Date: Tue, 17 Oct 2000 05:41:00 -0700 (PDT)
From: cynthia.sandherr@enron.com
To: james.steffes@enron.com
Subject: Re: Congressional Opinion of Restructuring
Cc:  mary.hain@enron.com, richard.shapiro@enron.com,
steven.kean@enron.com, tom.briggs@enron.com
Bcc:  mary.hain@enron.com, richard.shapiro@enron.com,
steven.kean@enron.com, tom.briggs@enron.com

Jim:  Thanks for your update.   As you recall, Phil attended the April 2000
Congressional staff trip to the Enron building.  Further,  for years we have
negotiated directly with his boss on electricity legislative efforts and we
have gained his support and leadership for Enron's positions.  We continue to
constantly update him and all staffers on our positions.  We will continue to
do so with yearly fact finding trips to Houston, meetings, letters, hearings,
briefings, coalition building, ope-eds, etc.  Fact is, the California issue
climaxed after federal legislation was declared "dead" for this Congress.  As
such, other active legislative vehicles have claimed Congressional
attention.  Thus, Phil was referring to a recent Senate hearing on the
California situation (October 5th) where we supplied questions, information,
etc. that no other member except Senator Gorton attended (i.e. low
interest.)  Having said this, as the cycle ramps up after the elections and
the new Congress convenes in January and February, Congressional interest
will return with "understanding" California being a key focus.  Educating on
the California situation will be amongst our primary objectives although in
the Congressional downtime, we must continue specific efforts with key
targets (i.e. Congressman Barton, Congressman Tauzin, Senator Murkowski,
etc.).  This is why, for instance, I had requested travel approval to attend
the Rippon Society's trip with the Speaker and these members in order to be
able to take advantate of opportunities to educate in informal settings.  We
will continue to find other opportunities and make opportunities to visit
with these Members while they are out of D.C. between now and January.

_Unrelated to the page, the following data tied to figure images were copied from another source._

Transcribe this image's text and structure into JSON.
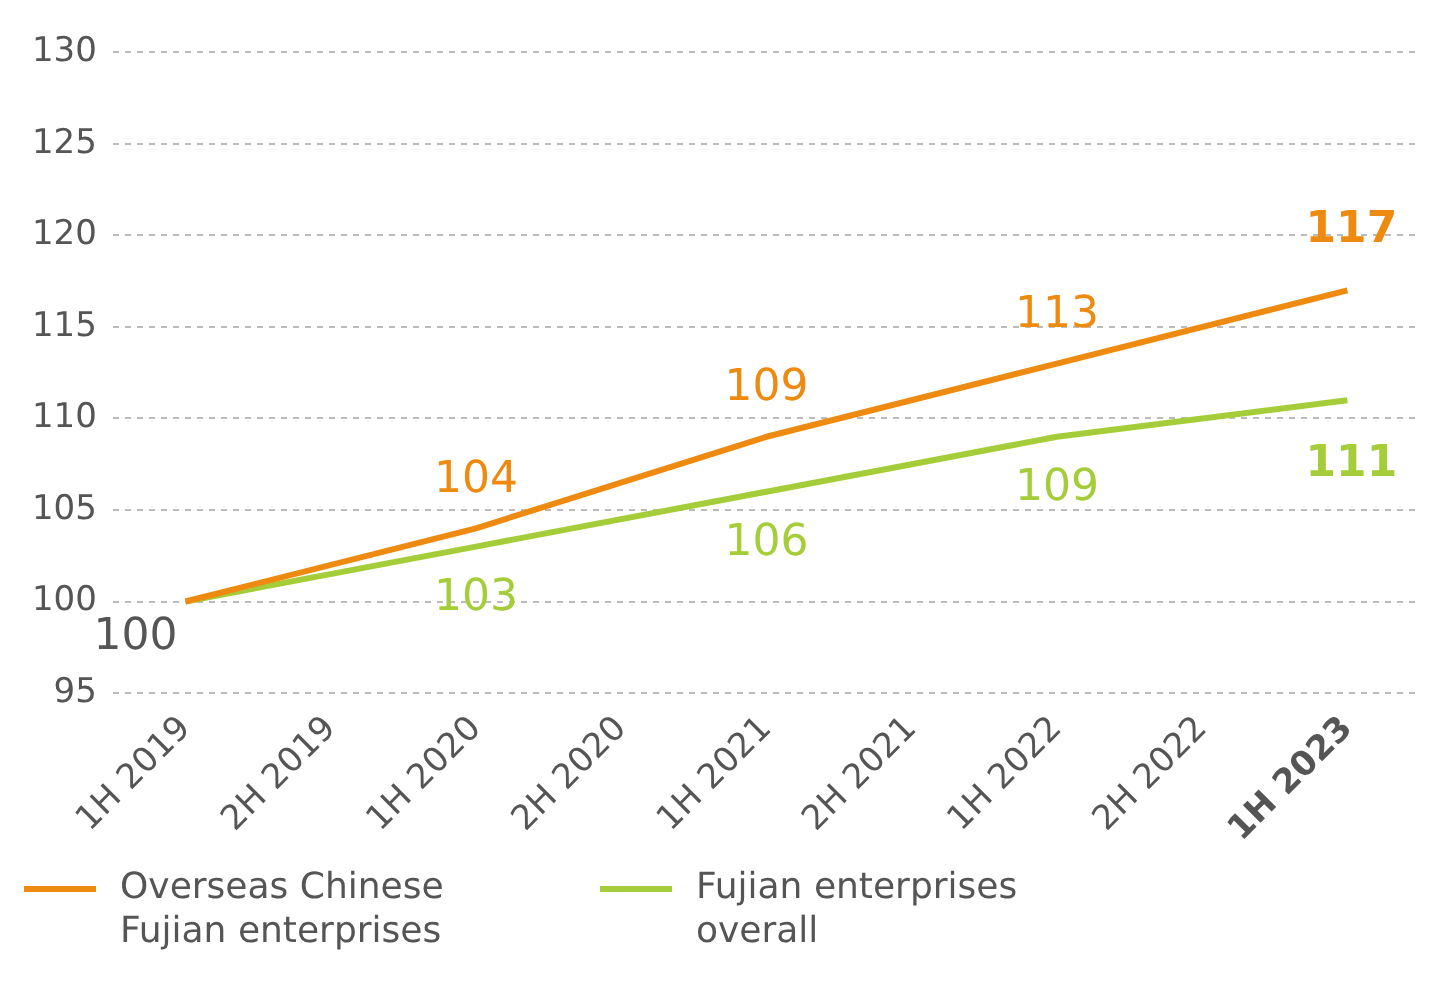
{
  "chart_data": {
    "type": "line",
    "categories": [
      "1H 2019",
      "2H 2019",
      "1H 2020",
      "2H 2020",
      "1H 2021",
      "2H 2021",
      "1H 2022",
      "2H 2022",
      "1H 2023"
    ],
    "series": [
      {
        "name": "Overseas Chinese Fujian enterprises",
        "color": "#ee8a10",
        "values": [
          100,
          null,
          104,
          null,
          109,
          null,
          113,
          null,
          117
        ],
        "value_labels": [
          null,
          null,
          "104",
          null,
          "109",
          null,
          "113",
          null,
          "117"
        ]
      },
      {
        "name": "Fujian enterprises overall",
        "color": "#a5cd39",
        "values": [
          100,
          null,
          103,
          null,
          106,
          null,
          109,
          null,
          111
        ],
        "value_labels": [
          null,
          null,
          "103",
          null,
          "106",
          null,
          "109",
          null,
          "111"
        ]
      }
    ],
    "annotations": [
      {
        "text": "100",
        "x": "1H 2019",
        "y": 100
      }
    ],
    "ylim": [
      95,
      130
    ],
    "yticks": [
      95,
      100,
      105,
      110,
      115,
      120,
      125,
      130
    ],
    "grid": "y",
    "legend": "bottom",
    "marker": "none",
    "line_style": "solid"
  }
}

As for Private Use legislation, Enron developed and led the strategy which
brought EEI to the table with resulting final consensus legislation.  This
consensus came very close to being added to the tax package which may move
Friday but was dropped due to its high price tag.  As for NAERO, there is NOT
consensus.  In fact, we support Senator Gorton's version of the bill but
oppose Congressman Wynn's version.  Since Joe Hartsoe has been the lead with
NAERO, I will defer further comment to him.  As for comprehensive
legislation, the Senate came very close and indeed pass a bill out of
Committee.  The issues that doomed the bill were the two "non-consensus"
issues:   the native load exception and RPS (which indeed a deal was actually
cut.)  In truth,  we also had cut the deal on native load exception but
consensus came too late in the year for EEI and NARUC to formally sign-off.
This is why we have tried to get the EEI process moving now.

Thank you again for your speech and the update.